I have come across something strange when writing unit-tests where I want to test that object can really be garbage collected (cause all events are clean up properly).
To have a minimal example I created a console project in visual-studio 2013 (Target Framework: 4.5.1) with the following code:
using System;
namespace GarbageCollectionFinalizerForLoop
{
class TestObj
{
~TestObj()
{
Program.DestructorWasCalled = true;
}
}
class Program
{
public static bool DestructorWasCalled = false;
static void Main(string[] args)
{
object myTestObj = new TestObj();
myTestObj = new object();
GC.Collect();
GC.WaitForPendingFinalizers();
GC.WaitForFullGCComplete();
GC.Collect();
for (int i = 0; i < 1; i++)
{
}
Console.WriteLine("Finalizer was called: " + DestructorWasCalled);
Console.ReadLine();
}
}
}
It turns that the finalizer of the TestObj is not called when there is this useless for-loop.

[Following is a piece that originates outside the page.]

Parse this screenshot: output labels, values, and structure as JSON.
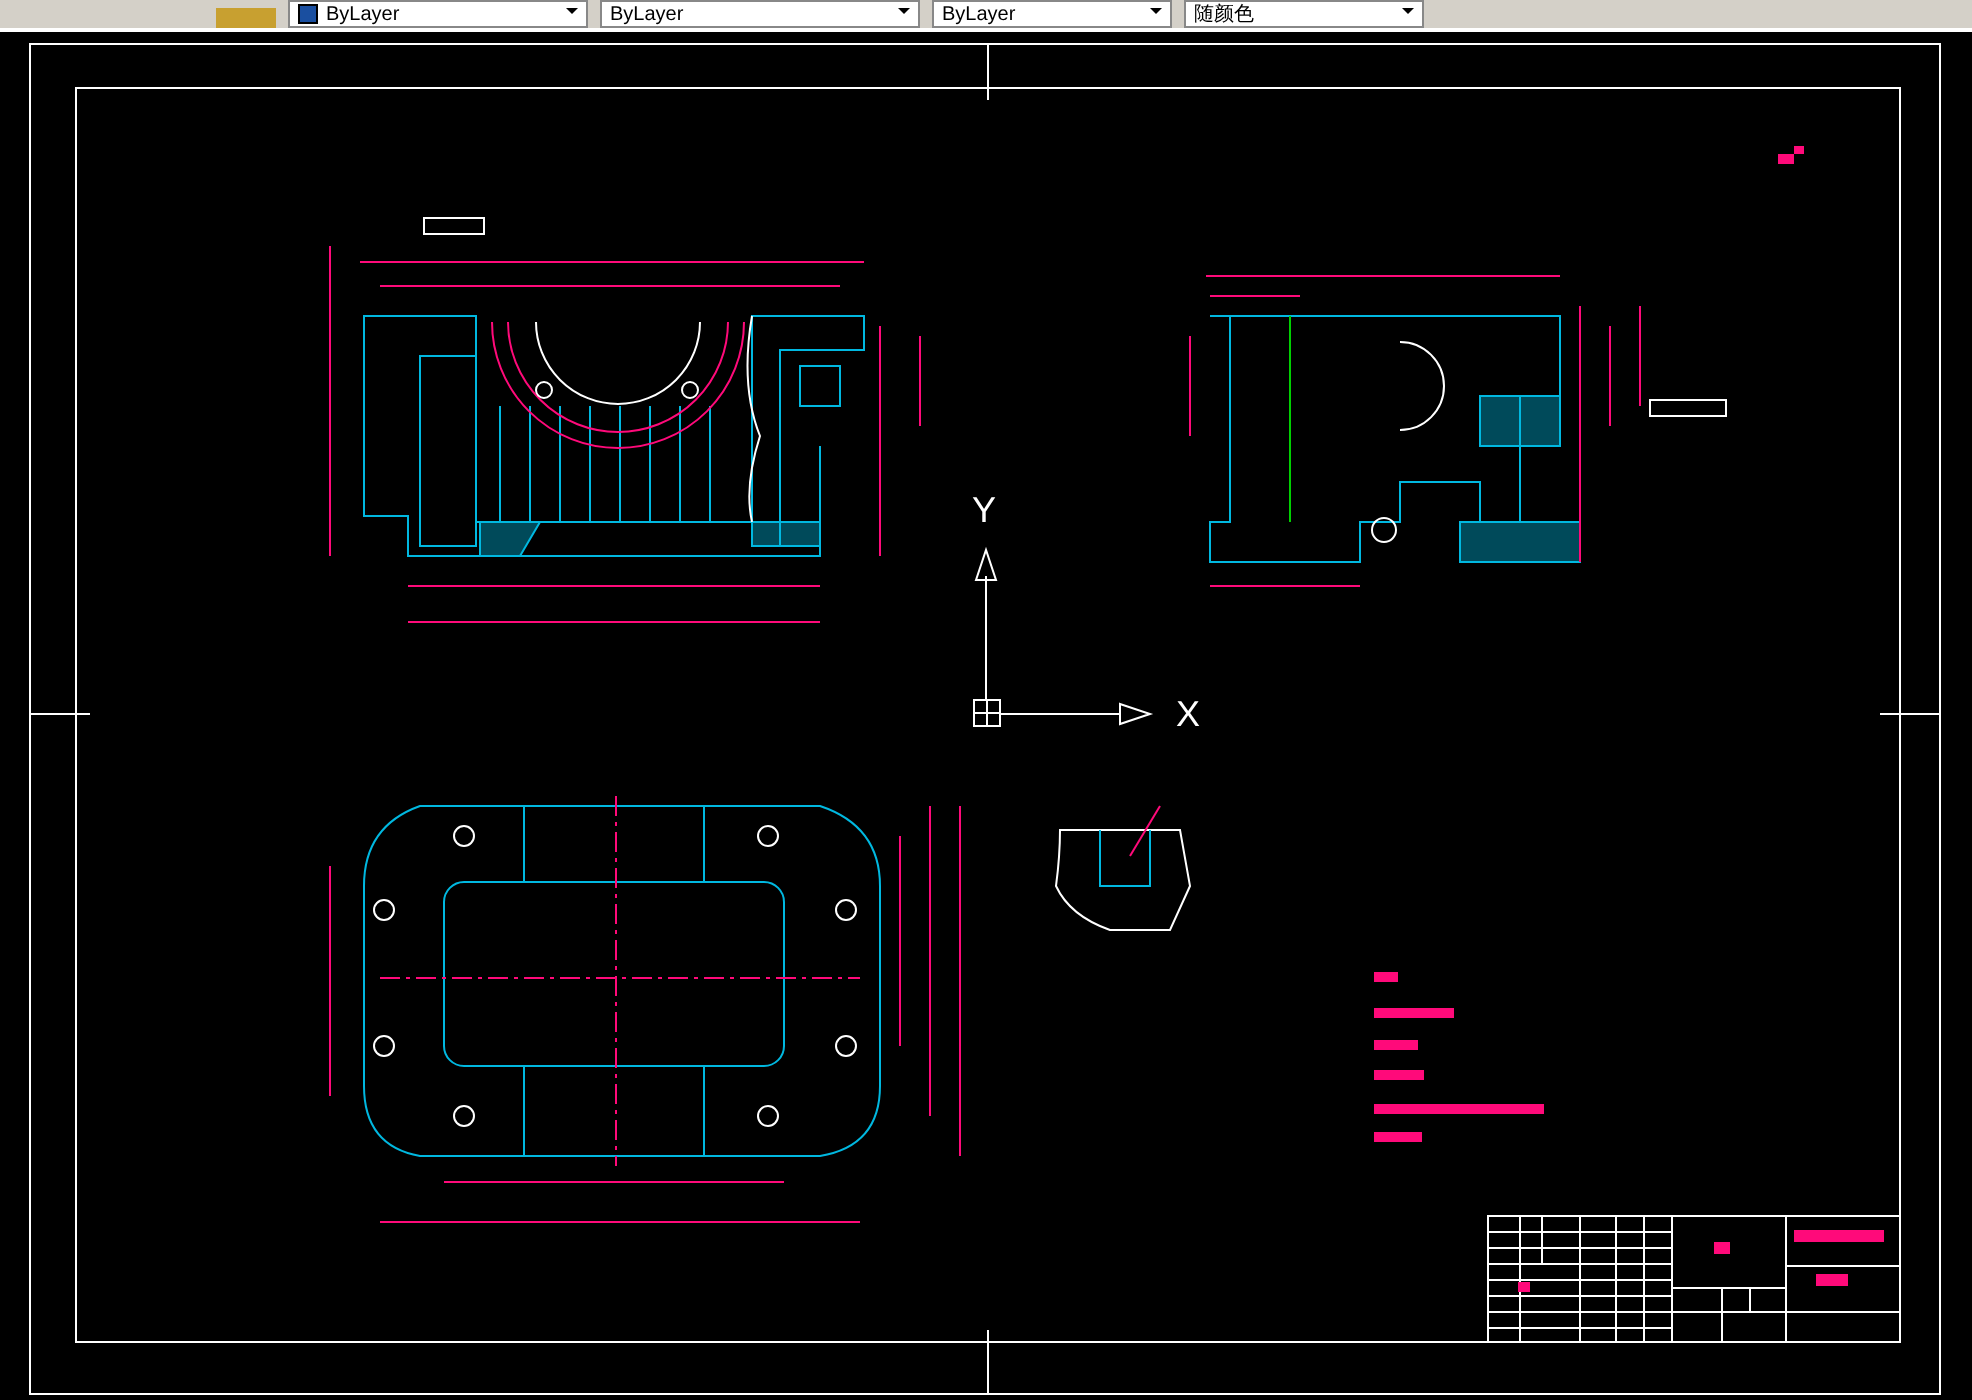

When the for-loop is commented out the destructor is called. So the for-loop seems to prevent that the garbage collector can collect this instance of TestObj. Multiple test yield the same result and this behavior seem 100% deterministic.
Then I switched the Target Framework to 3.5 and all of a sudden it worked as expected (the destructor function got called). Then I changed the Target Framework back to 4.5.1 and it still worked.
I was puzzled and tried project clean/rebuild/deleting file but I could not get back the old behavior. But when I created again a new project with the identical code I get back the buggy behavior... So it seems that switching to Target Framework 3.5 made the code run as expected even if you later switch back to 4.5.1. This is really strange to me.
I tried some more things (in parentheses the console output):
create project with 4.5.1 (FALSE), switch to 4.5 (FALSE), switch to 4.5.1 (FALSE)
create project with 4.5.1 (FALSE), switch to 4 (TRUE), switch to 4.5.1 (TRUE)
create project with 4.5.1 (FALSE), switch to 3.5 (TRUE), switch to 4.5.1 (TRUE)
create project with 4.5.1 (FALSE), switch to 3 (TRUE), switch to 4.5.1 (TRUE)
create project with 4.5.1 (FALSE), switch to 2 (TRUE), switch to 4.5.1 (TRUE)
Something strange is happening here. Does anybody have more information on this issue?
EDIT:
The behavior was the same for DEBUG and RELEASE builds and the "problem" only affects DEBUG build and RELEASE builds run from withing visual-studio.